His main claim – that such a tax would enable us to recoup taxpayers’ money spent on the current crisis – simply doesn’t stack up.
There is a perfectly sensible argument to be made that banks should be forced to pay a fee to purchase bail-out insurance from the government to fund the cost of any future crisis. One way of doing this would be to calculate the premium as a share of a bank’s balance sheet. I don’t think that would be an especially good idea – the insurance would allow the banks to relax again, injecting further moral hazard into the system and thus continuing to promote excessive risk-taking. We shouldn’t institutionalise bailouts; rather, we should change incentives to try and make sure that banks never need a handout again.

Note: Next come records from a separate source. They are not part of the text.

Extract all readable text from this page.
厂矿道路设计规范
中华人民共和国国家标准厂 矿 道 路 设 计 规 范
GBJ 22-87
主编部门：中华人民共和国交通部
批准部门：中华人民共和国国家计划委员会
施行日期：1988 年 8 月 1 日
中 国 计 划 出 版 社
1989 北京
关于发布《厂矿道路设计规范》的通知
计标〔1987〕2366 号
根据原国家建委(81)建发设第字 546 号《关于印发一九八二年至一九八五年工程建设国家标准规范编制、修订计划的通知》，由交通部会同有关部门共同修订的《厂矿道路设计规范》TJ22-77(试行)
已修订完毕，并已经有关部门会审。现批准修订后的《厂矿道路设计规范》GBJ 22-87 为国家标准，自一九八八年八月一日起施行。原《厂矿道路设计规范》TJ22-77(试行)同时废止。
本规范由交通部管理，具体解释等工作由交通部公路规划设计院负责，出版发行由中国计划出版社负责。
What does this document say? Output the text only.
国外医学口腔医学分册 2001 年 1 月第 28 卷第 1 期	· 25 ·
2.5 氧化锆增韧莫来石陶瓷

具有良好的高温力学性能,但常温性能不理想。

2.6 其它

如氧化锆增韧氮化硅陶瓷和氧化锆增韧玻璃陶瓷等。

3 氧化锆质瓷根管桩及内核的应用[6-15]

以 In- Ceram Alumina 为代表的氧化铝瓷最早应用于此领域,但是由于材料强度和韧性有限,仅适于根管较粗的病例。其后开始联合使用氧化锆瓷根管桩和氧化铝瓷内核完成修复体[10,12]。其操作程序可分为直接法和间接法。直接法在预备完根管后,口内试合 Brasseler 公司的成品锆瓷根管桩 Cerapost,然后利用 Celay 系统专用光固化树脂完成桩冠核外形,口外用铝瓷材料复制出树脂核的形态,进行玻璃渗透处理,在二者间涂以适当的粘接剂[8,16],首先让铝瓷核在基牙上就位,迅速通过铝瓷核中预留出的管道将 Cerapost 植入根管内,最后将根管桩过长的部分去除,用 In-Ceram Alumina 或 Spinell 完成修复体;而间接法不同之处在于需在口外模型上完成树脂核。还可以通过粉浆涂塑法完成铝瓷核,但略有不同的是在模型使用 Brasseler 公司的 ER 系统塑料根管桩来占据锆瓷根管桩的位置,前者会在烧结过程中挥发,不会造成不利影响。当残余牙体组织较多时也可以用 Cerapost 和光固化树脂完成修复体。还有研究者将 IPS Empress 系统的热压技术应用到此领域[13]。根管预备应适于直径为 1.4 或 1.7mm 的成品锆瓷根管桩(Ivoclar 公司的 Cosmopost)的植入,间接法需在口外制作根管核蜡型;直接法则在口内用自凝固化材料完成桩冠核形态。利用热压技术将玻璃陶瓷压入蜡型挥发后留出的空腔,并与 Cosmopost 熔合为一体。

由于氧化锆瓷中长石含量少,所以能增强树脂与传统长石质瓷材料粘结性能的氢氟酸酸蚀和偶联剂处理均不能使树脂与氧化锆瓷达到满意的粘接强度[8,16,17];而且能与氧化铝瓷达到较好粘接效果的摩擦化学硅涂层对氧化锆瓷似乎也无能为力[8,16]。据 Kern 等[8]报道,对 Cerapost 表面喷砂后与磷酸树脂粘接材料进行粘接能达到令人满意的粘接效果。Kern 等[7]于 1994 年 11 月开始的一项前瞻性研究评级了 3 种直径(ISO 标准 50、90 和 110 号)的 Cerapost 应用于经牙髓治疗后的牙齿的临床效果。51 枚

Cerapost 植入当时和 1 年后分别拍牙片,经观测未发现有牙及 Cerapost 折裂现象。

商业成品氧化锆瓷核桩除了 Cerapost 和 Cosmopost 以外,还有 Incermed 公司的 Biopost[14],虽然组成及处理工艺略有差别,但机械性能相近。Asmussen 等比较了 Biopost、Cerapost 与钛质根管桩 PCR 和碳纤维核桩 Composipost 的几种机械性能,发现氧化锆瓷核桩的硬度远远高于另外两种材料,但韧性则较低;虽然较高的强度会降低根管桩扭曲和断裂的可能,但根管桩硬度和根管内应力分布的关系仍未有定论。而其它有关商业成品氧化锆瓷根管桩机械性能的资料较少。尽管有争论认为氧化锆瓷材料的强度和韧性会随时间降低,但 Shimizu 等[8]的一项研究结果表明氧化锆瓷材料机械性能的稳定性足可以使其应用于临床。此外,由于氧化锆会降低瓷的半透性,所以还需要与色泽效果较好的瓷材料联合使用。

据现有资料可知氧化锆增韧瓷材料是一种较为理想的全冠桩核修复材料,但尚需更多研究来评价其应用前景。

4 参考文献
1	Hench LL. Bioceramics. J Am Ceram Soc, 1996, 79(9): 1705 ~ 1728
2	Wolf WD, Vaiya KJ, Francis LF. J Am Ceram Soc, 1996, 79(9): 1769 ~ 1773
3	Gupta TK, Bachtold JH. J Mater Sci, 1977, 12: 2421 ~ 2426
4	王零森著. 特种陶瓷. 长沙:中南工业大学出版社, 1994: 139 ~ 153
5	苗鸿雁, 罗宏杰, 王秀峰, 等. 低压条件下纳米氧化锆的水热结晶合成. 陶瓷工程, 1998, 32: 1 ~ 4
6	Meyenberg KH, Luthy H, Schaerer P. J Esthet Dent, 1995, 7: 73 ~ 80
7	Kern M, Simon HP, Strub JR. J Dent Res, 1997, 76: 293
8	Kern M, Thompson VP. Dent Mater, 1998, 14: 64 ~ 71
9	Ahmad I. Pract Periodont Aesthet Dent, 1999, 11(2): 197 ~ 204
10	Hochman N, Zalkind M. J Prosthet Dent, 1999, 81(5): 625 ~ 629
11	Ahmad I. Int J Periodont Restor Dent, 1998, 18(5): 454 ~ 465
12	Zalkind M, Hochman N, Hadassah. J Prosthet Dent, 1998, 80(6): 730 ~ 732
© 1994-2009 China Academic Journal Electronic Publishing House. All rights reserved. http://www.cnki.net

It would be better to force the banks to stand entirely on their own two feet and to introduce new bankruptcy procedures to ensure failed institutions can be wound down in a gentle, controlled manner. At the same time, banks should be forced to hold more capital to make sure that they would be able to survive another recession; that would be the best insurance policy of all, for taxpayers and investors alike. Perhaps most important of all, monetary policy should be changed to make sure that the authorities monitor the money supply and asset prices – and do their very best to nip fresh bubbles in the bud.
But even if you support the idea of an insurance fee, Brown’s Tobin tax would be a stupid and unfair way to go about it. I recommend our excellent analysis on p17 of why the Tobin tax is based on profound intellectual errors; but here are a few extra thoughts. For a start, assuming it were possible to devise a tax that was actually workable, everybody involved in buying, selling or trading securities and other financial assets would be affected, not just the banks. Yet none of the thousands of smaller players – fund managers, investment houses and the like – who would be hit by the tax have been bailed out. They would be paying for something they were not responsible for, which would be deeply unjust.
A Tobin tax would also make hedging more expensive and thus increase, rather than reduce, risk throughout the economy. It would also reduce liquidity in the markets and make the price discovery mechanism less efficient. Financial markets aren’t always right, especially when they are corrupted by cheap money injected by central bankers. In fact, they are very often wrong – but on average less so than central planners or anybody else trying to direct the allocation of resources in an economy. Market prices reflect all of the available information, as well as the combined beliefs of thousands.
It is silly, therefore, for governments to try and impose the “right” amount of trading, which is what proponents of Tobin taxes really want. Believe it or not, but speculation is not only good for London, it is good for the global economy too. Shame Brown doesn’t see that.